Most switchgear suppliers can come up with the amps needed for a breaker close coil, trip coil, indicating lights, spring charging motors and other devices. Add any continuous loads such as indicating lights, protective relay and metering power supplies, PLC communications devices or control relays. This will give you a list of current draw per device.
The engineer, owner or designer has to decide how long the DC system is supposed to supply power when AC is down and what is supposed to happen at the beginning, during and at the end of the outage.
A typical scenario is: Trip all breakers at start of outage, maintain 300 watts of continuous load for 24 hours and still have enough battery power to close, trip and close "x" breakers to return power. (Make sure protection and tripping power is available when AC returns.
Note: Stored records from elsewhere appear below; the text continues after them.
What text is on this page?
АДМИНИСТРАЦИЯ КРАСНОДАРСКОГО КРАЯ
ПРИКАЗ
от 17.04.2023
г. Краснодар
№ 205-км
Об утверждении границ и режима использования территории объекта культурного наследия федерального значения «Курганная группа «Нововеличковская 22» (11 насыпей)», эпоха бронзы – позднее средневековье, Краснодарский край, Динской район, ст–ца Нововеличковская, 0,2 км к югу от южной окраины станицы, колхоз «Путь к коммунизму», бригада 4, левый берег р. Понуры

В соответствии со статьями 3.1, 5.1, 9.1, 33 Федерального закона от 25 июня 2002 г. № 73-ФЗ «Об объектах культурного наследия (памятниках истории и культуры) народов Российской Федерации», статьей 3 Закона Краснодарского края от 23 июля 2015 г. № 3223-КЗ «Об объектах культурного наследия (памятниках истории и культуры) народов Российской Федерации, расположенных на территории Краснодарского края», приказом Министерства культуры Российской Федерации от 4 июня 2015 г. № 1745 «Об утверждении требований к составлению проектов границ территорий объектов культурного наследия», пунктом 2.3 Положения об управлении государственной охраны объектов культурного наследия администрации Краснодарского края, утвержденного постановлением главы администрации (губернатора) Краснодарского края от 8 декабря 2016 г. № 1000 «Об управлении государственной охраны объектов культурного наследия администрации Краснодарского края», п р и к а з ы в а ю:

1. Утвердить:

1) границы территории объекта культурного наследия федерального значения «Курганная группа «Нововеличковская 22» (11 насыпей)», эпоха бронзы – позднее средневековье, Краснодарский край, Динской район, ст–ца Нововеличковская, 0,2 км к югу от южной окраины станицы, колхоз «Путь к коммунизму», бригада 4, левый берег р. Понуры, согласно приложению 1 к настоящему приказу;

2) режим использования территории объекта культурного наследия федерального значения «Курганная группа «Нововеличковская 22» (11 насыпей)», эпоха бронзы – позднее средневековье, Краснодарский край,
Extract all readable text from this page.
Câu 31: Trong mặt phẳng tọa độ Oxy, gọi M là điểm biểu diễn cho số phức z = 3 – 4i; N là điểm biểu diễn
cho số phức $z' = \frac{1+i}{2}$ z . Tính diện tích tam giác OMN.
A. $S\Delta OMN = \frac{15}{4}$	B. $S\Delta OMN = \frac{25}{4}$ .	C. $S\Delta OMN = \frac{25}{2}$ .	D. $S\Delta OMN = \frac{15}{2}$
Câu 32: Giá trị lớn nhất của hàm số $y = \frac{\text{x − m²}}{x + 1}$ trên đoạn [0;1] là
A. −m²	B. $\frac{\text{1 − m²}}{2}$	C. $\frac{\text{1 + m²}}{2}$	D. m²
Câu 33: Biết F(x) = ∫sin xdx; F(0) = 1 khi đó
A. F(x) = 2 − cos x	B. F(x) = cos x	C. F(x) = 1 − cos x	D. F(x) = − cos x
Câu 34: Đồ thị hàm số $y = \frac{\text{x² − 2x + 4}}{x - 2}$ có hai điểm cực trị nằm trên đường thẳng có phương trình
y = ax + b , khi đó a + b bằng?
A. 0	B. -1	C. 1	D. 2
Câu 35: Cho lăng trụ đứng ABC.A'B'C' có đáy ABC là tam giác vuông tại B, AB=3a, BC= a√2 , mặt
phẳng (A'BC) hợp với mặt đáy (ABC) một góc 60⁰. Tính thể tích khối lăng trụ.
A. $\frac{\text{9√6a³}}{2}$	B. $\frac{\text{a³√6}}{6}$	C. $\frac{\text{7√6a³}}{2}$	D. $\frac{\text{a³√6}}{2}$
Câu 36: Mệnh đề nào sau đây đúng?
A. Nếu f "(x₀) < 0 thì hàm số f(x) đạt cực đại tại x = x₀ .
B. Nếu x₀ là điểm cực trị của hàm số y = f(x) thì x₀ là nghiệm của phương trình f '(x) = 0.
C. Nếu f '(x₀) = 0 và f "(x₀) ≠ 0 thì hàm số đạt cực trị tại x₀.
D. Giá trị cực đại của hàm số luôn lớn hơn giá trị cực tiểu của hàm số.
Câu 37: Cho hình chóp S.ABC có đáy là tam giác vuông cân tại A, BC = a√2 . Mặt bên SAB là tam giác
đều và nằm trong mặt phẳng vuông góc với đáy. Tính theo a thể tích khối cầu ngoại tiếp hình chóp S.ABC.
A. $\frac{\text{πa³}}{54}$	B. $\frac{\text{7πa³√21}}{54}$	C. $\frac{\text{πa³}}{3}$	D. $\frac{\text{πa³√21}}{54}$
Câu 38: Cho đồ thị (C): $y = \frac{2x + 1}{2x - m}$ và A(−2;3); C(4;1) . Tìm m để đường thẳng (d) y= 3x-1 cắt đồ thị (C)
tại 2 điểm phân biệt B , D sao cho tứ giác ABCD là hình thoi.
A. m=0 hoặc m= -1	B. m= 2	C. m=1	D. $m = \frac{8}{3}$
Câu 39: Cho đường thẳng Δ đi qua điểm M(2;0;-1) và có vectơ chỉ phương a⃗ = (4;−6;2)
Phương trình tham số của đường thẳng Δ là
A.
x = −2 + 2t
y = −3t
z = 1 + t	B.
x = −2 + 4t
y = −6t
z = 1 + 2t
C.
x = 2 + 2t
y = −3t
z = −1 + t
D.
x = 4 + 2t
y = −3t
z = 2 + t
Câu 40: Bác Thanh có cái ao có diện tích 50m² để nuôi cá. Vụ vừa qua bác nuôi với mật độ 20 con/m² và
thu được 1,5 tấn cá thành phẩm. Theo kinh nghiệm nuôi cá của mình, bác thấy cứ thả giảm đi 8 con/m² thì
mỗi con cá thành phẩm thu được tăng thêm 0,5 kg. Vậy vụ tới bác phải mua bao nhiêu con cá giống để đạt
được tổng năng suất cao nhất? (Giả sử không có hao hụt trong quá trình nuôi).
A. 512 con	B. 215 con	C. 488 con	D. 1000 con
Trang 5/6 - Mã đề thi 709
The breaker(s) might have to trip right away if there is a problem.) Remember, when most breakers trip or close, their spring charging motors run to recharge the operating spring. Include those amps.
Combine the list of amps per device and the operating scenario to come up with a time profile for the battery. Consider all of the trips and breaker recharge last one minute even though it may only be 1-2 seconds. (IEEE battery sizing standard). The end of interval loads are also counted as one minute minimum.
Send the load profile to a battery supplier and they can size the battery.
Decide whether to use Ni-Cad, Lead Acid, or other battery types.
As to why DC power? Many utility and industrial switchgear systems use DC control to make sure that tripping power is available in a fault. The high voltage switchgear breakers do not have integral trip units like molded case CB?s. They need a signal from a protective relay to trip.